Here are the five most common misconceptions that continue to hold dealers back.
1. Treating Mobile Like a Feature
Mobile is not:
- A marketing add-on
- A scheduling option
- A customer experience enhancement
Those may be outcomes — but they are not the strategy.
Mobile is an operating model.
When it’s treated like a feature layered on top of fixed ops, it lacks:
- Dedicated accountability
- Performance targets
- Financial discipline
- Operational structure
And without those elements, growth stalls.
2. Confusing Pickup & Delivery with Mobile
Pickup & Delivery improves convenience.
Mobile service expands production.
Dealers who believe P&D solves the same strategic problem often find themselves:
- Adding logistics cost
- Increasing congestion
- Consuming the same bays
- Seeing little capacity growth
Mobile creates capacity outside the building.
That difference matters.
3. Scaling Fleet Size Before Optimizing Productivity
Adding a second van feels like progress.
But if the first van is averaging:
- Low daily stops
- Weak route density
- Inconsistent scheduling
- Unclear revenue per van
Expansion simply multiplies inefficiency.
Healthy programs scale after optimizing revenue per van — not before.
Growth without discipline compresses margin.
4. Ignoring Revenue Per Van
Some dealers celebrate:
- Number of mobile appointments
- Total mobile revenue
- Fleet expansion
But the number that determines health is revenue per van.
Without knowing:
- Break-even threshold
- Utilization rates
- Margin per unit
Expansion becomes guesswork.
Mobile must be measured like a business.
Because it is one.
5. Leaving Accountability Unclear
If everyone owns mobile, no one owns mobile.
When mobile reports loosely into fixed ops, it competes with:
- Shop priorities
- Staffing challenges
- CSI issues
- Daily operational fires
It rarely wins that competition.
Strong programs assign:
- Clear leadership
- Defined KPIs
- Performance reviews
- Revenue and gross profit targets
The Bigger Pattern
Every underperforming mobile program tends to share one trait:
It was launched tactically, not strategically.
Launched to:
- Improve CSI
- Respond to OEM pressure
- Match a competitor
- Test a trend
But not built as:
- A capacity strategy
- A production platform
- A profit center
That distinction determines the outcome.
The Reality
Mobile service is not going away.
Consumer expectations are rising.
OEM support is expanding.
Independent competitors are improving convenience.

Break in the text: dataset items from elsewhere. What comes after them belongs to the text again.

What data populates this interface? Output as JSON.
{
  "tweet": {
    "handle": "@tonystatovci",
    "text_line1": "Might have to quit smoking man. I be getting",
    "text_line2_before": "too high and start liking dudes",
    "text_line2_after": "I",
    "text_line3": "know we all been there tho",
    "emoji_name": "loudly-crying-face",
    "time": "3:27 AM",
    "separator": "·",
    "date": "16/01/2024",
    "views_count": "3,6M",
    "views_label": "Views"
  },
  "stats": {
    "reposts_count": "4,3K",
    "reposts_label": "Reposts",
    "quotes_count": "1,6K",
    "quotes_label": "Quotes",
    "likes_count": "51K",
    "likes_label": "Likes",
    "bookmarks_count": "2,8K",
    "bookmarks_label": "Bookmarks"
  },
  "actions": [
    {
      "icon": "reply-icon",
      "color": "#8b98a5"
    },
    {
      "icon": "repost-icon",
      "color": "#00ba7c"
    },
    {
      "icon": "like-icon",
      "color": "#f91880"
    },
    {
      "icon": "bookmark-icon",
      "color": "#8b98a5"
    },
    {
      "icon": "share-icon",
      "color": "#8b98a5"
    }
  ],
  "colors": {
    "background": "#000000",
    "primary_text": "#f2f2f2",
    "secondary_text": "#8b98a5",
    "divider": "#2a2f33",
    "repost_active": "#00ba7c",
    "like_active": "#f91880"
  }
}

The question is no longer:
“Should we try mobile?”
The question is:
“Will we build it correctly?”
The Bottom Line
The future of fixed ops is mobile.
But only for dealers who:
- Treat mobile as its own operation
- Hold it accountable
- Measure revenue per van
- Scale with discipline
Mobile is not a feature.
It is a structural shift in how service is delivered.
And the dealers who understand that will lead the next phase of fixed operations.